Importance of life cover
Life cover or life insurance is offered by either an insurance company or a financial institution such as a bank.
The amount paid out on death, disability or severe illness will depend on the monthly premium amount. This lump sum payment will be paid either to a nominated beneficiary or to the life assured’s estate.
It is important to be aware that most insurance companies contain exclusions in their terms and conditions. For example, they will refuse payment under a policy if the person commits suicide within the first two years after the policy became active. Condition-specific exclusions, such as diabetes or cardiovascular diseases, and occupation-specific exclusions such as high-risk occupations, could also form part of your life policy, so it is important to know what you are covered for and what you are not covered for.

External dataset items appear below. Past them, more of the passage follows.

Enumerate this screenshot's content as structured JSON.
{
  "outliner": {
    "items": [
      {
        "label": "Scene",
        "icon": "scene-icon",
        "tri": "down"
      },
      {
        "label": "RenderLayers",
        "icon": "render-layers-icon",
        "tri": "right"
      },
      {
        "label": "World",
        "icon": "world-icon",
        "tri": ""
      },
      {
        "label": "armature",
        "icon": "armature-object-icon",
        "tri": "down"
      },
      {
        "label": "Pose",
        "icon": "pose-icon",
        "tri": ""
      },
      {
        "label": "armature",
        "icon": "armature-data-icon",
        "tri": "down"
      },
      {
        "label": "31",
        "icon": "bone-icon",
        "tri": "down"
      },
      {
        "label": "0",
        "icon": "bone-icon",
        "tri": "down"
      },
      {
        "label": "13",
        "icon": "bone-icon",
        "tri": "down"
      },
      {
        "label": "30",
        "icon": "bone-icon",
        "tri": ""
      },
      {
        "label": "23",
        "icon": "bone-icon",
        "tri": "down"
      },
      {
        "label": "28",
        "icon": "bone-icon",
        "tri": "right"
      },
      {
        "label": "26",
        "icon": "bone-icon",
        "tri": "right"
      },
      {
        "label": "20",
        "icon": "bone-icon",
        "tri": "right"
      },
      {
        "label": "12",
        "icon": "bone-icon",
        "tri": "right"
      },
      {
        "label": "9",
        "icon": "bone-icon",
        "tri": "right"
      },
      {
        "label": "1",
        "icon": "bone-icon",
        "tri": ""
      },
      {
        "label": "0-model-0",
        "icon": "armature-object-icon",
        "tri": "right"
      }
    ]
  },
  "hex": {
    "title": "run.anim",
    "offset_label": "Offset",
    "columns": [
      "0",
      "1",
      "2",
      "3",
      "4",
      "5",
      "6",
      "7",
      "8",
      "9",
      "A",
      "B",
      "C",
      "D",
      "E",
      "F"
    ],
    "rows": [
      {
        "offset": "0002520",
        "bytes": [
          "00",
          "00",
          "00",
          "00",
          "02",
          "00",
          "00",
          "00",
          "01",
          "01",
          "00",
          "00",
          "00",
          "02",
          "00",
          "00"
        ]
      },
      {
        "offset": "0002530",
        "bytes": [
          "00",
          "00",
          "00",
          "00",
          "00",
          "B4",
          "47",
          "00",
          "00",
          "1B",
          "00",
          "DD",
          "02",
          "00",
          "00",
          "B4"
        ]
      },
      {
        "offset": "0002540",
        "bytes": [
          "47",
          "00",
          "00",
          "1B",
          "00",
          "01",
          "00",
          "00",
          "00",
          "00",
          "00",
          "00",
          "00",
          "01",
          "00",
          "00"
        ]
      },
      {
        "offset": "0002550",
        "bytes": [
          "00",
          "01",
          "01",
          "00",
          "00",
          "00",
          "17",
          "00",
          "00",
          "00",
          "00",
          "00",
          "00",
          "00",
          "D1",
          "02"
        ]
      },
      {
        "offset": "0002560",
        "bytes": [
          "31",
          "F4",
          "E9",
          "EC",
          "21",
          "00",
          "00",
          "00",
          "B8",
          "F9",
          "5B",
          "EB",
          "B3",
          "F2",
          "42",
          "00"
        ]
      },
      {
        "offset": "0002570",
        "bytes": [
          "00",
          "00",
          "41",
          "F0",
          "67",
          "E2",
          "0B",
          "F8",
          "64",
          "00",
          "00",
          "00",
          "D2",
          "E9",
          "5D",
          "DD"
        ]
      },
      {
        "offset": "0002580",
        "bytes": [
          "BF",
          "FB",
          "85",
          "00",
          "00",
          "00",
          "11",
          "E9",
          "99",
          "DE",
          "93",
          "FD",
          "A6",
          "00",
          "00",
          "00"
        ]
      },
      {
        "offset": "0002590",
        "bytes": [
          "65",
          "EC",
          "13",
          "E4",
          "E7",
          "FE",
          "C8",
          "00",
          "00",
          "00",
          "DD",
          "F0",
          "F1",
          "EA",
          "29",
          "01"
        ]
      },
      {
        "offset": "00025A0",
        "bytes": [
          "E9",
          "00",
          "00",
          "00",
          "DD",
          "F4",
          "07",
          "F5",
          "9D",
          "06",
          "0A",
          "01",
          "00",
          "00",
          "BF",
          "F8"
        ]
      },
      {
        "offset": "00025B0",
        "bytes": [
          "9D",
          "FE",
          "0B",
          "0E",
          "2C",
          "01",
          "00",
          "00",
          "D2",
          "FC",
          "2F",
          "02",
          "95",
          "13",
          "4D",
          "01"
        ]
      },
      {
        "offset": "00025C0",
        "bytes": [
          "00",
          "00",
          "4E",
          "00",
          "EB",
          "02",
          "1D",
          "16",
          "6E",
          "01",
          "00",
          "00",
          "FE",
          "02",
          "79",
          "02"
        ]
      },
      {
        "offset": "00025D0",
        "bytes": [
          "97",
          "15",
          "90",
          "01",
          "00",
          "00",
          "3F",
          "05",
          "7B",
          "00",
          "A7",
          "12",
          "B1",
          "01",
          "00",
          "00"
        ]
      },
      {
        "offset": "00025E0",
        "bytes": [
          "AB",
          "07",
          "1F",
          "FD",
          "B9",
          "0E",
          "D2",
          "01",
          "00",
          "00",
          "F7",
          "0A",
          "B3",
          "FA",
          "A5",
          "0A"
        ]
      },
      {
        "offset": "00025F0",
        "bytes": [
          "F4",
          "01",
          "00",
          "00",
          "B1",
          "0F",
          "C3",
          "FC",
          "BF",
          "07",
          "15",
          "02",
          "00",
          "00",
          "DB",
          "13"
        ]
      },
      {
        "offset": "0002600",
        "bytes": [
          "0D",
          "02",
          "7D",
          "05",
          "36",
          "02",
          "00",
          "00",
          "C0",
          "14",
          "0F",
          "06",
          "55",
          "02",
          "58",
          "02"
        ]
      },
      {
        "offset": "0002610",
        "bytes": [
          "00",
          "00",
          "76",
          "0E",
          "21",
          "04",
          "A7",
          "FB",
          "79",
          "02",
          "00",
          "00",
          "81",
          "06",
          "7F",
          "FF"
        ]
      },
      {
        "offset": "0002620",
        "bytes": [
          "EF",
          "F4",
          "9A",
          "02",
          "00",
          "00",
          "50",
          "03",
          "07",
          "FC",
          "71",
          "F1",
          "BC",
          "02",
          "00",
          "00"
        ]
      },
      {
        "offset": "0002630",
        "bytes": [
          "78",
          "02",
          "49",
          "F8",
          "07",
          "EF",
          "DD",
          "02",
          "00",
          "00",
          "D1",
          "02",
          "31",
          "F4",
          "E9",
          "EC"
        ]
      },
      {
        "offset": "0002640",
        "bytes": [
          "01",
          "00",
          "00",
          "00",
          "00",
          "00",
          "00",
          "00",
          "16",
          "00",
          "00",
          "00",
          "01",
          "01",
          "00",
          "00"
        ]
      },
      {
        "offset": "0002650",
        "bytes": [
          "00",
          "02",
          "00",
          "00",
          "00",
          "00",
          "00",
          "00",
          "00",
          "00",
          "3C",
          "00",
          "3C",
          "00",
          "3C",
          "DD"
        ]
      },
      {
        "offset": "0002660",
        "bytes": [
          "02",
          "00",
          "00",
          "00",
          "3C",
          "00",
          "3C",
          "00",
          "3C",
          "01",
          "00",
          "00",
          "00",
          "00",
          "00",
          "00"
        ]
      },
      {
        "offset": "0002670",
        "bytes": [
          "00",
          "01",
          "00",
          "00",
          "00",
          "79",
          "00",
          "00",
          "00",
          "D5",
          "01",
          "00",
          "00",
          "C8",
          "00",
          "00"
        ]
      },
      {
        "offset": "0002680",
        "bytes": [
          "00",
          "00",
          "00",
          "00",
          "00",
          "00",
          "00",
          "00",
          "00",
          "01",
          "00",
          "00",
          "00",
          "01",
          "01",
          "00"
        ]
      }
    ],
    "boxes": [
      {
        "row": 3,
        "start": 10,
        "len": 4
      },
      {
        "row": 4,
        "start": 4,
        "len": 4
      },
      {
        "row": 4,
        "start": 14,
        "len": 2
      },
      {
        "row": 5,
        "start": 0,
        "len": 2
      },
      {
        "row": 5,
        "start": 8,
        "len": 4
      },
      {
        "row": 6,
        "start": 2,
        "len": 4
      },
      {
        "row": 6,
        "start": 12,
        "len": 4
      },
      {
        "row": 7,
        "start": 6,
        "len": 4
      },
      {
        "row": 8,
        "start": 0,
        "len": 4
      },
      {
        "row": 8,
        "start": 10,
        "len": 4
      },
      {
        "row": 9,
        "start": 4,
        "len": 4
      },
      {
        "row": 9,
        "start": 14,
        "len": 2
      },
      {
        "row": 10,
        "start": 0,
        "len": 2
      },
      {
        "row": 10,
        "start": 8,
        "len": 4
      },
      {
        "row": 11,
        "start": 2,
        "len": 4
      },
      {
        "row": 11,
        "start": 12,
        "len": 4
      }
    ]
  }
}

Over 70% of South Africans do not have life cover. This is due partly to a lack of financial education and partly to the assumption that life cover is too expensive. It is worth your while to discuss all your options with a qualified financial adviser.
What are your options?
- Risk cover - This may include life cover, disability cover and critical illness cover, depending on your requirements.
- Life cover - This will be a lump sum payment to your beneficiaries or your estate in the event of your death. You can choose whole life cover or a term policy (often used when one has to insure an outstanding mortgage that has a set term).
- Critical illness cover - There are several levels of critical illness cover available but most would cover you for a severe illness or a heart attack. It is vital that you know if your insurance policy will cover you at 100% of the insured amount if you do contract a severe illness or if it will payout a percentage depending on the severity of your illness.
- Often, clients are under the impression that they have a certain amount of cover for a critical illness. Only at claim stage are they informed that they will receive a percentage of the insured amount since their illness is not deemed severe enough. Again, your financial adviser can ensure that you are covered by a product that will not consider the level of severity when you claim.
- Disability cover - This could be in the form of a lump sum that is paid out if you become permanently disabled and unable to perform your current job, or in the form of monthly payments (income protection) that will payout in the event of temporary or permanent disability, depending on the product selected. Disability cover is linked to your ability to perform your own job or a similar job or to work at all – again, you need to know upfront which of the above criteria applies to your policy.
Who needs life cover?
The notion that life cover is only needed later in life is a misconception. “Young people often dismiss protection as something for older people,” says Tom Baigrie, chief executive of an independent financial company.
The rule of thumb when considering life cover is, firstly, to find out if there is anyone who would be financially affected should you die and, secondly, to consider if you have any debt. If you are single with no dependants and no debt, you would rather look at taking out disability or critical illness cover, to ensure that you do not become a burden on the state or your parents should you become ill or disabled. If you have dependants and your monthly salary supports them, life cover is essential so that they are taken care of in the event of your death.
Everybody has different needs in life. We, therefore, recommended that you speak to a financial adviser regarding the various options available. A qualified financial adviser is trained to advise on your insurance needs and will do a financial needs analysis to ensure that you are not over or underinsured. Beware of over-the-phone insurance sales where your needs are not taken into account.
Remember: it is never too early to take out life cover. You cannot take out a policy after you become ill or disabled unless it comes with a (usually) lengthy list of exclusions or the premium has been loaded to make up for the risk you pose to the insurance company.
Even if you start small, just get started. You have nothing to lose by requesting a quotation from a financial adviser.